The Mauritshuis museum in the Hague created an online exhibition that reveals the hidden history of one of its most popular paintings, Carel Fabritius’s “The Goldfinch” (1654).

“The Goldfinch, a Bird’s-Eye View” from the Mauritshuis (screenshot by the author for Hyperallergic)

In a new online exhibition for its popular 1654 Carel Fabritius painting “The Goldfinch,” the Mauritshuis museum in the Hague asks, “What makes this little bird so special?” The Goldfinch, a Bird’s-Eye View explores the history, influences, techniques, and sudden death of the bird’s creator, as well as its recent surge in popularity with Donna Tartt’s Pulitzer-winning 2013 book The Goldfinch.

Carel Fabritius, “The Goldfinch” (1654), oil on panel (via Royal Picture Gallery Mauritshuis/Wikimedia)

However, the Dutch museum chronicles how the painting was admired long before its turn in fiction. Combining video, audio, pop-up historical facts, CT scan studies, narration in English and Dutch, and a smooth scrolling platform, The Goldfinch, a Bird’s-Eye View delves deep into the painting’s past. After Fabritius’s death at the age of 32 in the Delft Explosion of 1654, the same year as he made “The Goldfinch,” the Mauritshuis states that the work “first reappeared in 1859, in Brussels.”

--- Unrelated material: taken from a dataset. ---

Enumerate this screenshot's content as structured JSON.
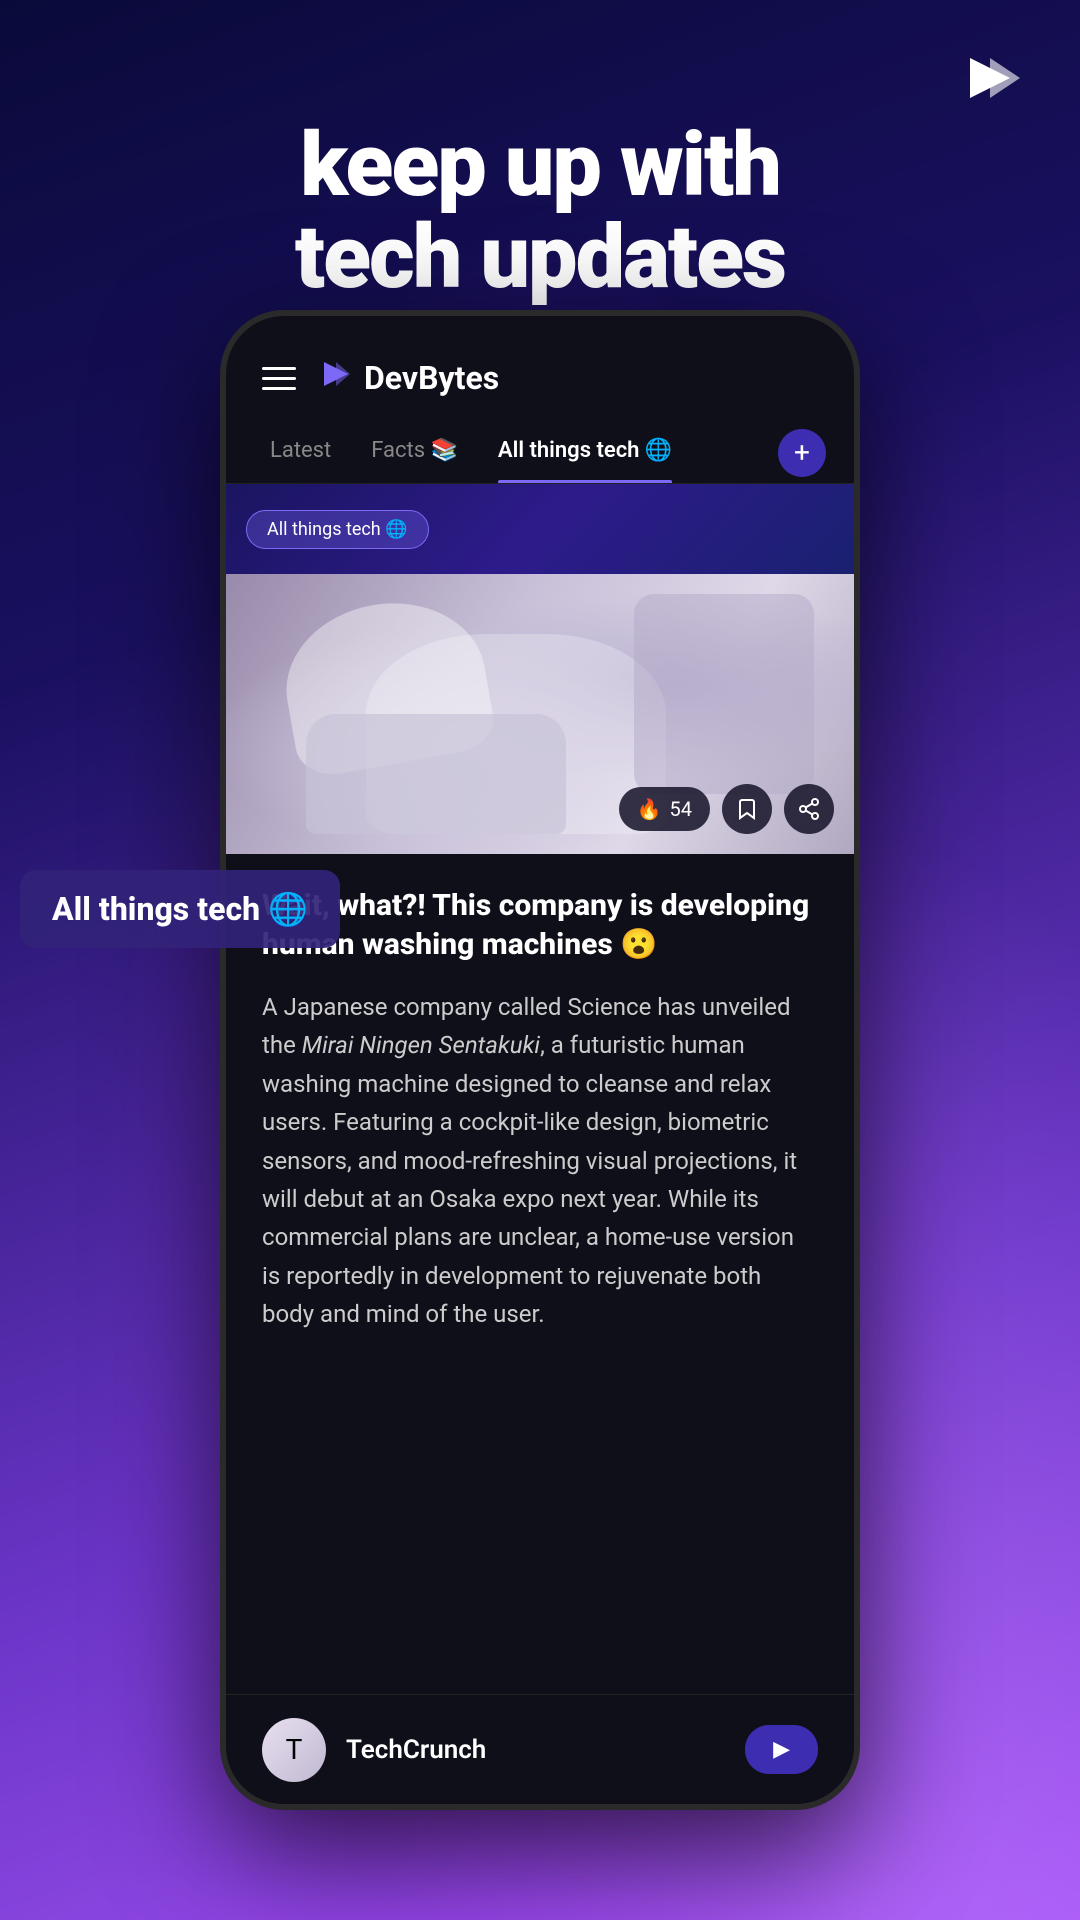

One of its first recorded fans was French art critic Théophile Thoré-Bürger, who in 1859 described it as “[a] little piece of nothing, but very good.” His quote opens the interactive exhibition, which also explores Fabritius’s connections to his teacher Rembrandt and to artists such as Vermeer, with his use of cool color, and the symbolism of the goldfinch.

Encountering a pet goldfinch like the one chained in Fabritius’s trompe l’oeil would not have been unusual in the 17th century, when the birds were prized for their chirping songs and cleverness. Their name in Dutch — puttertjes, or “little water drawers” — refers to their trick of drawing their own water by pulling up a small bucket or thimble.

Goldfinches also had a spiritual significance when they appeared in art. As the story goes, one pulled a thorn from the crown of Jesus on the cross, the sprayed blood staining its face red for the rest of time. The Goldfinch, a Bird’s-Eye View is full of such illuminating tidbits. For a painting that has been at the Mauritshuis since 1896, and has traveled so extensively around the world — both in the flesh and through fiction — the online exhibition offers a rich look at the many sides of a familiar work of art.

“The Goldfinch, a Bird’s-Eye View” from the Mauritshuis (screenshot by the author for Hyperallergic)
“The Goldfinch, a Bird’s-Eye View” from the Mauritshuis (screenshot by the author for Hyperallergic)

The Goldfinch, a Bird’s-Eye View is available to explore online from the Mauritshuis.